Karl Does The Chicken Dance <OR>
Karl vs. the Chickens

My old buddy Gail was on the phone, and she asked me the strangest question: "Karl, how do you feel about chickens?"

"Is personal cowardice a problem in the computer business, Gail."

"No, I mean real chickens. Lots of them. In fact, lots of dead ones. You see, I have this customer ..."

The next morning I entered the local processing plant for Freddy Bob's Fowls, a regional poultry concern. The sky above my head felt crowded with 30,000 chicken souls winging upwards every hour. The ground under my feet was a different story, with all sorts of chicken residue sticking to my shoe.

Gail met me at the door and pulled me aside. "Biff is our contact here, but he has a weak grasp of technological issues."

"How did he get to be MIS Manager?" I asked.

"He married Freddy Bob's third and ugliest daughter."

Biff rounded the corner and started on me immediately. "The system goes down for no reason. I think the software is no good," he said, glancing at Gail.

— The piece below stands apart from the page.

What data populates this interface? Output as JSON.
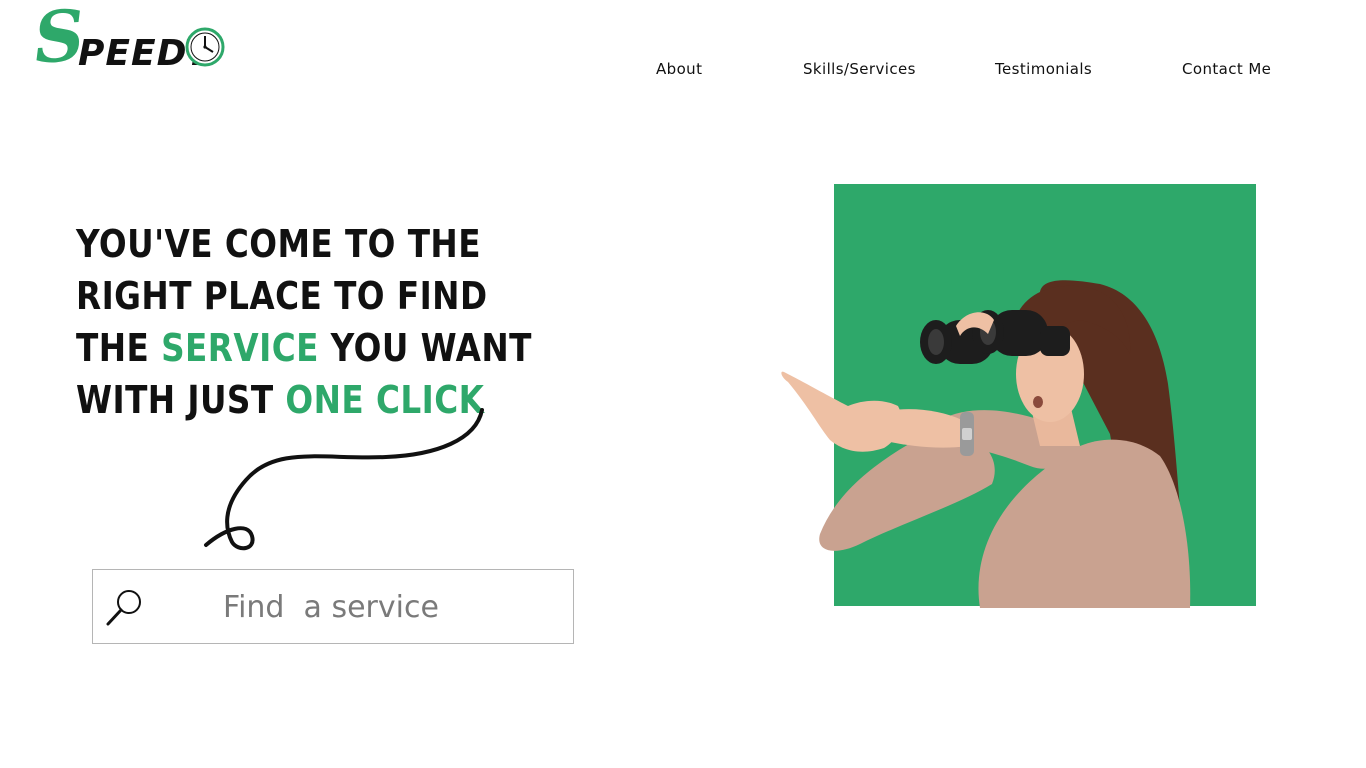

We started the tour, and things were all done fine, except for the wiring. The main server was in the other building, so we headed there.

"Where is the conduit?" I asked. "How does the wire get from one building to the other?"

Biff looked confused. "Conduit?  Don't know about conduit. See those big motors? They're 1000 horsepower electric motors for the refrigeration and ice making machines. Isn't that neat?"

We went through a processing portion of the plant, with dead chickens everywhere. Taking a back stairway, we went up to the roof.

"There's the wire," said Biff, pointing to a cable loosely looped around a water pipe between the buildings. We found our way down into the second building, passing chicken carcasses piled to the ceiling.

"Tell me, Biff," I asked. Does the system go down a lot during rainstorms?"  Do you ever notice any motors in the plant starting up when the server goes down?"

"Come to think of it, I do," said Biff. "Here we are - the patch panel. Finest silver-satin patch cords available."

"Biff, the T in UTP stands for twisted, and silver satin cords are not twisted. Running wire, especially UTP wire, outside without protection is a big no-no."  I could hear Gail murmuring 'not my software, told you so' under her breath.

We headed back to the main building, and Biff announced, "Let's take this shortcut." He opened big doors, beyond which hundreds of chicken carcasses swung slowly from hooks. The overhead conveyor belt formed a twisted, winding conga taking chickens to The Colonel.

"Watch your step," said Gail. Too late: my shoes hit some chicken guts, I lurched sideways into the chicken conga line, then I lurched backwards. That did it. I smacked my head on a chicken box and smeared my suit with chicken innards galore as I landed on the floor.

"My grandmother studied witchcraft, Karl, and I can tell the future by reading chicken entrails," said Gail, laughing for all she was worth. "Your future is to buy a new suit!"

 

James: Another reality-inspired story. There really is a huge chicken processing plant not far from downtown Dallas, and my friend Gail (who is short and blonde rather than tall and brunette, but Randy didn't know when he drew the picture) called me for help. She didn't like me writing about this, because she was afraid the customer would read it and get mad. They didn't, and Gail still talks to me now and then.